In a special report to be published on Tuesday, the PAC calls on An Garda Síochána to outline how it has moved to implement recommendations of the comptroller and auditor general Seamus McCarthy — contained in a report published in September 2024 — on fees outstanding for those public events.
Those recommendations include that any decision to waive or reduce fees be clearly documented; that gardaí seek to produce “more meaningful data” on costs incurred in policing events; and that billing for such events be formalised into recommended procedures.
Gardaí had previously agreed to fully implement all the comptroller and auditor general’s recommendations.
In its pending report, the PAC said An Garda Síochána should provide “a timeline and current progress status” for the recovery of any outstanding fees within nine months.
The committee also recommended that, going forward, An Garda Síochána reports annually on the costs of policing events, the total income recovered, any outstanding debts, and the force’s effective recovery rate for outstanding fees.
The standard garda rate for policing such events is €45 per hour, though this does not take into account overtime rates. The comptroller and auditor general had recommended that the €45 rate also be kept under constant review.
The new report stems from a meeting of the PAC with An Garda Síochána last summer during which the committee heard that the gardaí were owed €2.6m in unpaid fees for events in which it had provided policing services, a fact which the comptroller and auditor general suggested could equate to “subsidising commercial activity with public funds”.
In his 2024 report, Mr McCarthy had noted that the flat rate system used by An Garda Síochána to charge for policing such events had failed “to reflect the actual cost incurred in many cases”, given overtime and higher-rank pay were not accounted for.
He noted further that, in at least one case, a charge for an event had been waived in its entirety as it had been treated as a “charity event”.
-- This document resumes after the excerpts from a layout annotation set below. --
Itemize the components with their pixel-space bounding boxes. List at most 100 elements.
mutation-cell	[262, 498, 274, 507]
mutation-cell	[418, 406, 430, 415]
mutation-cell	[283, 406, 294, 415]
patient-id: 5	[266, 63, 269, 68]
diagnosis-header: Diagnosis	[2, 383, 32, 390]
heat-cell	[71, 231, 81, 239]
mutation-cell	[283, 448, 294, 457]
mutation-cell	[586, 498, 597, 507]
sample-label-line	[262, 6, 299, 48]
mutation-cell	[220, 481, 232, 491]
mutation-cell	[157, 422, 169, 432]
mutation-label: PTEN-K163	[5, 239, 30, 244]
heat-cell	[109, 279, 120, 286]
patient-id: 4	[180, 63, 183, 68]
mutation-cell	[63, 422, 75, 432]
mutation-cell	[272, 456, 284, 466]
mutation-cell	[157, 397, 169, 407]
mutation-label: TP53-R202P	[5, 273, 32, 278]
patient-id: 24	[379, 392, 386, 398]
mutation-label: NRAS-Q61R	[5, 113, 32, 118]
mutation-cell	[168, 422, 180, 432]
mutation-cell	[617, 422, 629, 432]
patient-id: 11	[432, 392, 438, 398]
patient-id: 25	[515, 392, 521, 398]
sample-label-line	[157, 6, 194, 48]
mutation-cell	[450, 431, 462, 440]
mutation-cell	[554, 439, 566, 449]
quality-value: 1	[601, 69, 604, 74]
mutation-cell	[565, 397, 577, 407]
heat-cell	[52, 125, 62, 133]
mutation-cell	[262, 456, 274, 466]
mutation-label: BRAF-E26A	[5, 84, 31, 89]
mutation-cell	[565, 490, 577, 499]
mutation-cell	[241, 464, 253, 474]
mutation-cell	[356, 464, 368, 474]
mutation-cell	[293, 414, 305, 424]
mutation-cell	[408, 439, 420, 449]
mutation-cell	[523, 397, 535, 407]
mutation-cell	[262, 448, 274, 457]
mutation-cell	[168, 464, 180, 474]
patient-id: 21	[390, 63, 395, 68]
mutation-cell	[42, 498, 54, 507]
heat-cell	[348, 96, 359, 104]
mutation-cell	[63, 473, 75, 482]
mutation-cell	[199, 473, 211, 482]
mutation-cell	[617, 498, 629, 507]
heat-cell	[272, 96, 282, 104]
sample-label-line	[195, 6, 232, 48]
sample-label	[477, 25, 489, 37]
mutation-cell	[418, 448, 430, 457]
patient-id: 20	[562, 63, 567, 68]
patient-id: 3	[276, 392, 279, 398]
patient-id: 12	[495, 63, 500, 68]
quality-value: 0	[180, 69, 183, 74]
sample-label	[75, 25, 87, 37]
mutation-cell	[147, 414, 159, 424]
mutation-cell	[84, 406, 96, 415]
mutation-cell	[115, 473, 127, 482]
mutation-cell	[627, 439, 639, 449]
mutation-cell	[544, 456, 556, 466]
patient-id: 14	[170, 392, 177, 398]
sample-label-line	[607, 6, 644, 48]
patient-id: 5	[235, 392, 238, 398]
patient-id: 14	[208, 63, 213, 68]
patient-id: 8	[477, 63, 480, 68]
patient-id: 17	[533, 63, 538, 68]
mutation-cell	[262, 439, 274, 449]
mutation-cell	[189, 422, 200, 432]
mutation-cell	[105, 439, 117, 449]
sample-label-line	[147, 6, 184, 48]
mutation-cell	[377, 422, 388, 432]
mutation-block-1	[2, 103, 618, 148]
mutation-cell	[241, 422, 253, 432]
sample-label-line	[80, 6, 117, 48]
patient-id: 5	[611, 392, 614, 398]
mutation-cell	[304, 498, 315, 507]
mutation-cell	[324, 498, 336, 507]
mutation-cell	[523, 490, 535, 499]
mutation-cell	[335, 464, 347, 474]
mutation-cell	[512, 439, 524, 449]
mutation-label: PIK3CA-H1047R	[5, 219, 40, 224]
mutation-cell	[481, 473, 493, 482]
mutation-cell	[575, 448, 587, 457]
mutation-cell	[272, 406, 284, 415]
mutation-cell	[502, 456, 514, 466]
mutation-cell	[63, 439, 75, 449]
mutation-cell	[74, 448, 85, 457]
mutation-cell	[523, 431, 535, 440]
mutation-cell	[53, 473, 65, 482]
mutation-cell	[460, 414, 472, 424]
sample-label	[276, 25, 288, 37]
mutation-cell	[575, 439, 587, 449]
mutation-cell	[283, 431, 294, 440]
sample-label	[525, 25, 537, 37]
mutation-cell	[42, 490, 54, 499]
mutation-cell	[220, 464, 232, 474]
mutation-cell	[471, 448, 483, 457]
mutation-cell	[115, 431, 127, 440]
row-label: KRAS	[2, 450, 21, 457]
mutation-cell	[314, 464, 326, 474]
In terms of record-keeping, Mr McCarthy had found that “weaknesses” existed in An Garda Síochána’s record keeping and internal controls, with no reliable audit trail existing for the actual hours worked, overtime, and differential pay, thus making it “impossible to assess whether the fees charged are appropriate or whether the State is covering a shortfall”.
He also reported that all invoice listings for the policing of such events were maintained on a single stand-alone spreadsheet which had never been integrated with the financial accounting records of the force, something he said “carries financial control risks”.
At the PAC hearing on the topic last June, An Garda Síochána’s director of finance, Aonghus O’Connor, said the recovery of unpaid fees had “ramped up” in recent times but €2.6m remained unrecovered for events policed in 2023 and 2024 at that time.
He added that the force has no formal method for penalising agencies or corporates which did not pay their fees on time or at all.